Thursday, December 13, 2012

Political Extremes

Ours seems to be an age of extremes, of people pushing principles to their questionable conclusions. I have to ask why this is so. I believe the answer can be found in G. K. Chesterton's Orthodoxy. He says that purely naturalistic processes can only progress in an obvious direction. But progressing into a complex pattern implies an artist making the pattern. If my computer screen got darker and darker until it was pitch black or more and more purple until it was dark purple, it might be a purely mechanical malfunction. But if a face appears speaking to me, I must conclude that someone, somewhere, created what I was looking at.

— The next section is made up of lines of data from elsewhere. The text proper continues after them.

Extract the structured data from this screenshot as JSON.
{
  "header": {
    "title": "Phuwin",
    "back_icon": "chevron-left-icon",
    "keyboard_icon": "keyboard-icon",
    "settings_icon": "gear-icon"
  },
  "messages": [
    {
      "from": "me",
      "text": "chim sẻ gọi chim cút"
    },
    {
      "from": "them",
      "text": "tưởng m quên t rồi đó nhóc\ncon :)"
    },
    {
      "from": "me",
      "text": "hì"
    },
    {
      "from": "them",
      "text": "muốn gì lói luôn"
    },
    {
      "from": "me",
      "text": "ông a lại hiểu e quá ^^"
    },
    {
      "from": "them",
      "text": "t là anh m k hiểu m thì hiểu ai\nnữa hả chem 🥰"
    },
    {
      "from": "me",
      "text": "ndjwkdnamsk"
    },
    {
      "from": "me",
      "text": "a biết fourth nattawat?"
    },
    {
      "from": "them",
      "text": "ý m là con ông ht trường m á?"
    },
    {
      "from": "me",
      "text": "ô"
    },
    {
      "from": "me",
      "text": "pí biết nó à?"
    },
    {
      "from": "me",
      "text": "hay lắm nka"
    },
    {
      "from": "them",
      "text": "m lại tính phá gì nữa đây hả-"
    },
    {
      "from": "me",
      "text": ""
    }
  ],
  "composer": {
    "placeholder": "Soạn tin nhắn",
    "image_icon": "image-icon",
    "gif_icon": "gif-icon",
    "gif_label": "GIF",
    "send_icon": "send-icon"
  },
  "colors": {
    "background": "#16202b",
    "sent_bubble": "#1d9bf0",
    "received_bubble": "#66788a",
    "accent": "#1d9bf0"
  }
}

For example I can hold strongly to independence until I see myself as an isolated individual, beholden to almost no one, and see it as the end of a natural process. I can see myself being made more and more a cog in an interlocked societal machine and see it as a result of simple progress. I can believe in more and more equality until no one can be distinguished from anyone else. Or claim some higher individuals or master race should exercise more and more power over others. But a complex Biblical picture of unity in diversity and servant leadership requires an Architect (1 Corinthians 12:12-27; Luke 22:24-27; Ephesians 5:21-6:9),

On purely naturalistic grounds we can hold to an ethic of work and success that despises those who fail. Or we can believe in an ethic that offers the same goods to everyone regardless of effort. But to maintain the need of work while helping those in need requires more (1 John 3:17; 2 Thessalonians 3:12; James 2:15,16; Ephesians 4:28). We can, from a naturalistic viewpoint, claim that almost any sexual activity is all right and it is wrong in almost all cases to restrain it. Or else claim that sex is a dirty thing and should be avoided except when necessary to propagate the species. But to see it as good within an appropriate, committed relationship and wrong outside this requires a Designer (Hebrews 13:4; 1 Corinthians 7:1-7; 1 Thessalonians 4:1-8; Proverbs 5:15-23).

This problem appears over and over again in various issues. And Christians are in danger of falling into one or the other of the extremes rather than standing where we should. For we believe the world is not an accident, but the work of a Creator. And the right answer to the issues is the picture intended by the Artist.